Livia is quiet for a long moment, tears bright in her eyes, Nico’s distant shrieking drifting through the olive trees behind her, and when she finally speaks, her voice is steady in a way that tells me she’s already decided, has perhaps already decided for longer than either of us has been willing to say out loud.

“Yes,” she says. “Yes, Valentino.”

The kiss that follows tastes like five years of separate grief finally, completely resolving, like a key turning in a lock I genuinely believed had rusted shut for good.

Nico’s voice drifts toward us through the trees, narrating some elaborate adventure to an audience of olive branches and afternoon light, and I hold Livia against me in the doorway of a farmhouse I bought without understanding why, on land that has been quietly waiting, for six years, for exactly this moment to finally arrive.

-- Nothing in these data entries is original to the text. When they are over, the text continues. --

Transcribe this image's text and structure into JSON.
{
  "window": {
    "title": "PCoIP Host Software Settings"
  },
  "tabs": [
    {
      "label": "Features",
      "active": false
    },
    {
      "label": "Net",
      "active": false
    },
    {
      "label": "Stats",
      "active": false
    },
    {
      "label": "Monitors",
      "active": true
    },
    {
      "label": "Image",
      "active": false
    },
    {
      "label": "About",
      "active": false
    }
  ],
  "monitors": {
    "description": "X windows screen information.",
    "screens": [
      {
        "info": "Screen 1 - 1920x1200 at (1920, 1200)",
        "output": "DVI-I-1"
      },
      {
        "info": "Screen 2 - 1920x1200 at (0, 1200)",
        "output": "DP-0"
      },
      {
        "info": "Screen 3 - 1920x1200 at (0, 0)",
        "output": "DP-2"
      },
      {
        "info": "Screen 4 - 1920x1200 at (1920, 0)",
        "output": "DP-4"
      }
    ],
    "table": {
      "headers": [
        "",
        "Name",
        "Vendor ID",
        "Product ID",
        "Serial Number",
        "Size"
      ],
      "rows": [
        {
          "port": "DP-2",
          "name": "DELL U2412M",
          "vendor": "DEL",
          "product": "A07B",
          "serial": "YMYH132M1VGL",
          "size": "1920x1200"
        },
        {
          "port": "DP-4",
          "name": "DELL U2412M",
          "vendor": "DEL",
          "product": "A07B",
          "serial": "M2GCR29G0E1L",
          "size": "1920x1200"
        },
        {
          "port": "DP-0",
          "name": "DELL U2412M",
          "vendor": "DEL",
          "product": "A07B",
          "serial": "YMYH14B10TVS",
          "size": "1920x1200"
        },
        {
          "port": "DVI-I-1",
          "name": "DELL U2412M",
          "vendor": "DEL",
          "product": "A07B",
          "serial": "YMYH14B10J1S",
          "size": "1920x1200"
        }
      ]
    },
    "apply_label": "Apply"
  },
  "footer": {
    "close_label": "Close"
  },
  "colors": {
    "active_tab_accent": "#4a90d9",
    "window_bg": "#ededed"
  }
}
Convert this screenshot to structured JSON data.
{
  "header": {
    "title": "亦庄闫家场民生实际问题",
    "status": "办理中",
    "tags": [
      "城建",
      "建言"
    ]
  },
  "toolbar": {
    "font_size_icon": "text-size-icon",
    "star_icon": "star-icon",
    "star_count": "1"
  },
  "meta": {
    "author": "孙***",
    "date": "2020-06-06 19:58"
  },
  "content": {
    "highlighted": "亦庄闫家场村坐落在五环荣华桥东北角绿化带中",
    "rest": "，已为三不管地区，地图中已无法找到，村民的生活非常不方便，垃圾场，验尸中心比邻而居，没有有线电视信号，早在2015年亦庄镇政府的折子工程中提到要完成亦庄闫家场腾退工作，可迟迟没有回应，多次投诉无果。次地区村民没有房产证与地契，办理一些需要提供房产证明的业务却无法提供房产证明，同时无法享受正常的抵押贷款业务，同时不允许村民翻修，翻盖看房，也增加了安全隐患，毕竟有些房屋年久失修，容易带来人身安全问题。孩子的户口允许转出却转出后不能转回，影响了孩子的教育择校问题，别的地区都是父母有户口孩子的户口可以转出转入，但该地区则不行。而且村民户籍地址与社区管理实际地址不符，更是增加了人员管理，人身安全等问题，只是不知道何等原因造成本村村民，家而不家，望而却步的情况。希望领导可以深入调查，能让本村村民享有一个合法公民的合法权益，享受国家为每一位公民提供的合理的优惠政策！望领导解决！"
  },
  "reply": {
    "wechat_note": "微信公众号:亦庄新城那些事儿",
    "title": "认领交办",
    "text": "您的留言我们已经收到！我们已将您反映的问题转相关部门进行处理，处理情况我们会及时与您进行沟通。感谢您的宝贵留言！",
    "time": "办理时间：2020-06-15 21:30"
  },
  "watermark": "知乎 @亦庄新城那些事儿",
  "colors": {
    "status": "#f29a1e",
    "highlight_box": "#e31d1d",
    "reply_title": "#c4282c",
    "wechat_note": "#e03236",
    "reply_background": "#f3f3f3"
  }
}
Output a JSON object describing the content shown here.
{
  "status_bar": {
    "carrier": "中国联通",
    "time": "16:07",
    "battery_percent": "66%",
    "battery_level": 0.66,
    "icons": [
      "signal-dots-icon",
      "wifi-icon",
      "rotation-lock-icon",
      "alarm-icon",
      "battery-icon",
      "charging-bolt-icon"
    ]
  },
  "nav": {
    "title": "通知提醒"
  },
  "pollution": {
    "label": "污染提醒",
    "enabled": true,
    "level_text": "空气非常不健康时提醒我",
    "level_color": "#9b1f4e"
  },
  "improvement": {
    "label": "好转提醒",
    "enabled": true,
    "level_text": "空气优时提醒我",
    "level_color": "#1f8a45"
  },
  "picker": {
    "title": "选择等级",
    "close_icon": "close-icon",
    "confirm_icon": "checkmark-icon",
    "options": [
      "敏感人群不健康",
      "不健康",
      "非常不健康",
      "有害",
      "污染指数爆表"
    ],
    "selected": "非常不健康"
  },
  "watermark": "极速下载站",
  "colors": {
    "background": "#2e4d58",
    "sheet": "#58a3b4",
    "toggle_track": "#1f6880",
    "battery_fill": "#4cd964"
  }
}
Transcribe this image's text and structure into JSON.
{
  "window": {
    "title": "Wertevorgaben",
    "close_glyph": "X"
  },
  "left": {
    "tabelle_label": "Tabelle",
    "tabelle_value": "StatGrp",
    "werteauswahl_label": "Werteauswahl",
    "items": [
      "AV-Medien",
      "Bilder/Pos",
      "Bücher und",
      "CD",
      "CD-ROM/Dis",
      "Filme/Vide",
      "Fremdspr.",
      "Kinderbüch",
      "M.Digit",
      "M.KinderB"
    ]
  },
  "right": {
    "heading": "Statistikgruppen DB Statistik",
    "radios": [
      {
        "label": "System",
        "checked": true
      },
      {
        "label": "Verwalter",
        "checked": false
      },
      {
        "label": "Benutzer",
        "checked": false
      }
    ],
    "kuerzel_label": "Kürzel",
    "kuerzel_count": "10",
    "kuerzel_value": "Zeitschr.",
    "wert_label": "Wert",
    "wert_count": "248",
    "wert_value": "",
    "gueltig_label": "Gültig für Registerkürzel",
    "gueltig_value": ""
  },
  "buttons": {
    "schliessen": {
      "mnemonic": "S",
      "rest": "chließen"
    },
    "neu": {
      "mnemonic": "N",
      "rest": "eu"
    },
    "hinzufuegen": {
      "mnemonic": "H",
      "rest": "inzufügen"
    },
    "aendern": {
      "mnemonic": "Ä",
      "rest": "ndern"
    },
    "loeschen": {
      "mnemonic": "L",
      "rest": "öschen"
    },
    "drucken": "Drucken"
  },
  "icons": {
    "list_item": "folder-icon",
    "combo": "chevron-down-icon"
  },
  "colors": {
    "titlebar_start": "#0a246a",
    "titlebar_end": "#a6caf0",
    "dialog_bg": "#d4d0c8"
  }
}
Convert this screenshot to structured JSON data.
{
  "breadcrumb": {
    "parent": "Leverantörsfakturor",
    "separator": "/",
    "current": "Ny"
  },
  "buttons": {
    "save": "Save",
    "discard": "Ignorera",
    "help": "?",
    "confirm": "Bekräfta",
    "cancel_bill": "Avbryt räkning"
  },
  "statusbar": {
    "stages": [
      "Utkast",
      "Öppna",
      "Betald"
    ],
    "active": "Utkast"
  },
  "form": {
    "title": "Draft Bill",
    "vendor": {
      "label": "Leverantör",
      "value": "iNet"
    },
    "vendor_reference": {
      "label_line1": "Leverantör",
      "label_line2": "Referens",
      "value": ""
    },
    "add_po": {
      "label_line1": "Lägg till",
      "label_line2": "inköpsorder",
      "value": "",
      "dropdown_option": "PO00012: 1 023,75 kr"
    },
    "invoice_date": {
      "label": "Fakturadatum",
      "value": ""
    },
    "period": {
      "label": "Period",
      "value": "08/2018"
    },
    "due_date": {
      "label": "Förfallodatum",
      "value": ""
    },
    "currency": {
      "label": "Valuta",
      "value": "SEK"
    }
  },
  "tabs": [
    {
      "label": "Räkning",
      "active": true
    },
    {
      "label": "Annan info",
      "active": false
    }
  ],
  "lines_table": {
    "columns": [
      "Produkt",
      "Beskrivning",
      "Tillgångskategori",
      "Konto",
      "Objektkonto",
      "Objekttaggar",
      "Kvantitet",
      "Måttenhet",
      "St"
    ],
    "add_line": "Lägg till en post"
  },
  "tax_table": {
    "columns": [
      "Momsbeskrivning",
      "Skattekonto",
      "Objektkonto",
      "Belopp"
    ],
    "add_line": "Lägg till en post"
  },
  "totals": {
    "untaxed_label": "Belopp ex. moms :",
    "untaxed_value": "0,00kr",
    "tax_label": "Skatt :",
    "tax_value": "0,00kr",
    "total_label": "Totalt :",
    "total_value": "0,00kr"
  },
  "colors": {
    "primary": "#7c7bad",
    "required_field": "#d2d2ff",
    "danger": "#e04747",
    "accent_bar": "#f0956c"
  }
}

We stay until the light goes fully gold and then amber, Nico eventually tiring himself out enough to fall asleep on a blanket spread across the farmhouse’s small porch, the ring catching the last of the sun on Livia’s hand as she sits beside me, her head against my shoulder, both of us quiet in the particular way that only comes after something enormous has finally settled into place.

“I want to ask you something,” she says eventually, watching Nico’s chest rise and fall in sleep. “Why now? You could have done all of this weeks ago, the moment we knew the truth about Venice. Why wait?”

I consider the question carefully, because it deserves an honest answer rather than a comfortable one.

“Because I needed to actually believe I was allowed to want this, not just understand intellectually that I should. Knowing something and believing it have never been the same exercise for me. I have spent my entire life being excellent at the first one and terrified of the second. Nico’s drawing helped me get there.

It was permission I hadn’t yet given myself to act on it. ”

“And now you have it. Permission, I mean.”

“Now I have it,” I agree, and the words land with none of the careful management I would have once wrapped around something this exposed.

“From a four-year-old with a crayon, which feels, in retrospect, exactly correct. Everyone else in my life has tried reasoning with me. He simply told me the truth and waited to see if I’d finally listen. ”

Home, I understand now, was never a place I lost on a Calabrian hillside thirty years ago.

It was simply waiting, patient and unclaimed, for me to finally stop standing outside the door.